Dans ses Notes zoologiques, il rapporte pour cette journée du 6 mai différents Invertébrés sur lesquels ses déterminations se heurtent au manque de connaissances naturalistes de son époque. Parmi ces spécimens figurent ces deux Araignées à abdomen rouge "relativement proches des Epeires" qu'il a récolté au centre de leur toile concentriques parsemées de fins filaments irréguliers. Mais plus que les motifs de leurs chélicères et la disposition de leurs yeux, Darwin est frappé par la vive couleur rouge rubis des tâches de leur abdomen. A tel point qu'il en fit part à son mentor Henslow dans sa correspondance.

Darwin proposa alors le nom de genre Leucauge sp. pour décrire ces nouvelles araignée. Mais il ne publia pas de commentaires sur sa découverte.
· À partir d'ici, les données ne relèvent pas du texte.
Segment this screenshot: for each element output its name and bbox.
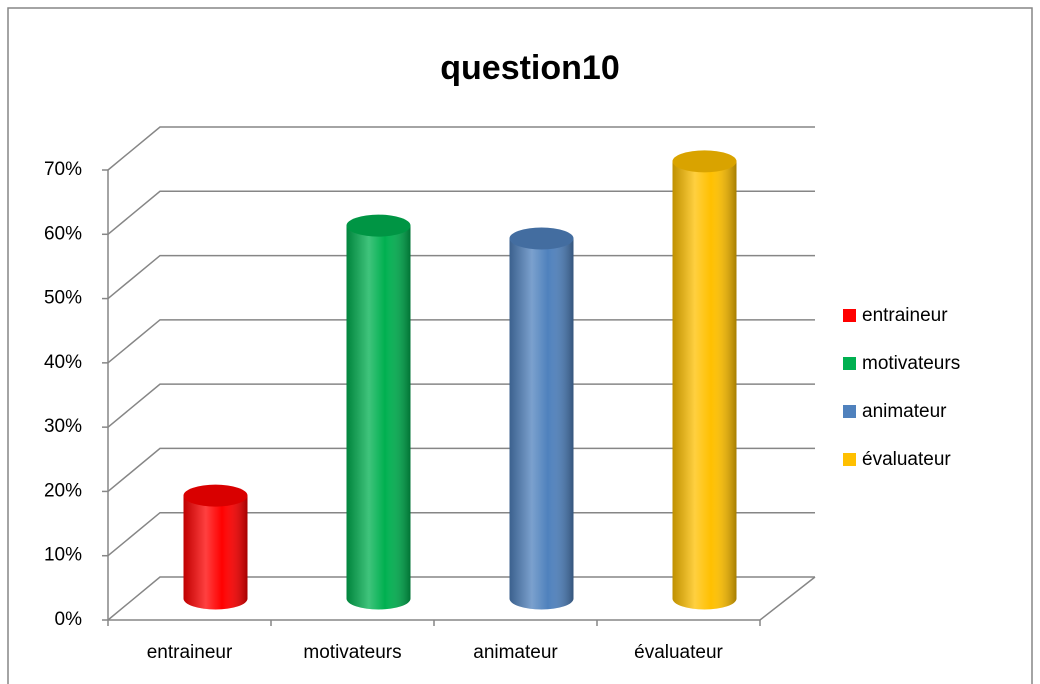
x-tick-label: animateur — [473, 642, 558, 663]
bar — [346, 214, 411, 610]
x-tick-label: motivateurs — [303, 642, 401, 663]
bar-top-shade — [346, 214, 411, 237]
bar-shade — [509, 238, 574, 610]
y-tick-label: 30% — [44, 416, 82, 437]
legend-swatch — [843, 309, 856, 322]
bar-top — [346, 214, 411, 237]
bar-shade — [346, 225, 411, 610]
bar-shade — [672, 161, 737, 610]
bar — [183, 484, 248, 610]
legend-swatch — [843, 405, 856, 418]
legend-swatch — [843, 453, 856, 466]
legend-swatch — [843, 357, 856, 370]
bar-top-shade — [509, 227, 574, 250]
bar-top-shade — [183, 484, 248, 507]
grid-line — [107, 190, 815, 235]
x-tick-label: évaluateur — [634, 642, 723, 663]
bar — [509, 227, 574, 610]
y-tick-label: 0% — [55, 609, 83, 630]
y-tick-label: 70% — [44, 159, 82, 180]
legend-label: animateur — [862, 401, 947, 422]
bar-top — [509, 227, 574, 250]
y-tick-label: 60% — [44, 223, 82, 244]
x-tick-label: entraineur — [147, 642, 233, 663]
bar — [672, 150, 737, 610]
grid-line — [107, 447, 815, 493]
bar-top-shade — [672, 150, 737, 173]
y-tick-label: 40% — [44, 352, 82, 373]
grid-line — [107, 319, 815, 364]
bar-top — [672, 150, 737, 173]
grid-line — [107, 126, 815, 171]
grid-line — [107, 511, 815, 557]
grid-line — [107, 383, 815, 428]
y-tick-label: 10% — [44, 545, 82, 566]
y-tick-label: 50% — [44, 288, 82, 309]
legend-label: évaluateur — [862, 449, 951, 470]
bar-shade — [183, 495, 248, 610]
grid-line — [107, 254, 815, 300]
grid-line — [107, 576, 815, 621]
legend-label: motivateurs — [862, 353, 960, 374]
y-tick-label: 20% — [44, 480, 82, 501]
bar-top — [183, 484, 248, 507]
legend-label: entraineur — [862, 305, 948, 326]
chart-title: question10 — [440, 49, 619, 87]
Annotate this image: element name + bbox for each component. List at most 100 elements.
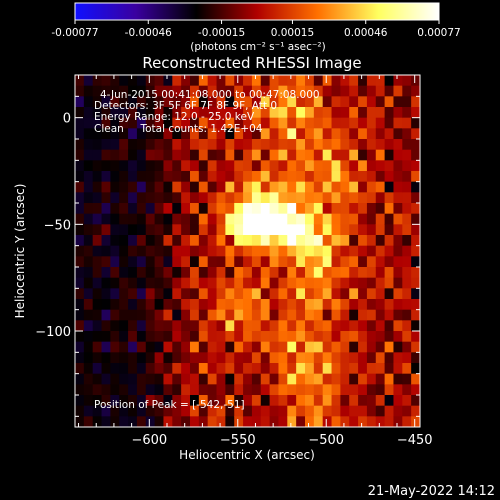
heatmap-cell bbox=[92, 320, 103, 332]
heatmap-cell bbox=[278, 331, 288, 343]
heatmap-cell bbox=[251, 277, 262, 289]
heatmap-cell bbox=[305, 363, 315, 375]
heatmap-cell bbox=[216, 341, 226, 353]
heatmap-cell bbox=[154, 331, 165, 343]
heatmap-cell bbox=[393, 149, 403, 161]
heatmap-cell bbox=[216, 128, 226, 140]
heatmap-cell bbox=[402, 149, 412, 161]
heatmap-cell bbox=[207, 107, 218, 119]
heatmap-cell bbox=[313, 117, 324, 129]
heatmap-cell bbox=[128, 128, 138, 140]
heatmap-cell bbox=[101, 203, 111, 215]
annotation-energy-range: Energy Range: 12.0 - 25.0 keV bbox=[94, 111, 255, 123]
heatmap-cell bbox=[305, 267, 315, 279]
heatmap-cell bbox=[101, 117, 111, 129]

Adam White pour sa part nomma en 1841 dans son article "Descriptions of new or little known Arachnida" l'araignée n°243 du nom scientifique de Linyphia (Leucauge) argyrobapta, considérant que le taxon Leucauge de Darwin était tout au plus un sous-genre. Pour autant, White proposa de décrire l'espèce à l'aide des propres notes de Darwin. Une preuve supplémentaire de la qualité professionnelle du travail du jeune Charles durant son voyage naturaliste.

Depuis cette époque, la classification de ces araignées "relativement proches des Epeires" a quelque peu évoluée. En 1842, le baron Charles-Athanase Walckenaer décrivit l'espèce américaine Leucauge venusta. Deux siècles plus tard en 2010, Dimitrov & Homiga conclurent que L. argyrobapta n'était autre qu'un synonyme de L. venusta (alors espèce-type). Sept ans plus tard, Chávez prouva dans sa thèse de Master que les deux espèces étaient bien génétiquement distinctes : L. venusta en Amérique du Nord jusqu'en Colombie, et L. argyrobapta pour l'Amérique du Sud. En hommage à Darwin, ses chères araignées à abdomen rouge rubis furen rebaptisées Leucauge argyrobapta !



Femelle de Leucauge argyrobapta (White, 1841). (Araignée retirée de sa toile pour la photographie). Photo par Donald W. Hall, University of Florida.


Bibliographie :

Chávez, J.A.B. (2017). Species delimitation of the Orchard-spider Leucague venusta (Araneae, Tetragnathidae), the Phylogeny of Leucague and identification of Orthologus Genes from transcriptomes. https://scholarspace.library.gwu.edu/downloads/hm50tr77k

Dimitrov, D. and Hormiga, G. 2010. Mr. Darwin’s mysterious spider: on the type species of the genus Leucauge White 1841 (Tetragnathidae, Araneae). Zootaxa, 36:19–36.

White, Adam. 1841. Descriptions of new or little known Arachnida. Annals and Magazine of Natural History 7: 471–7.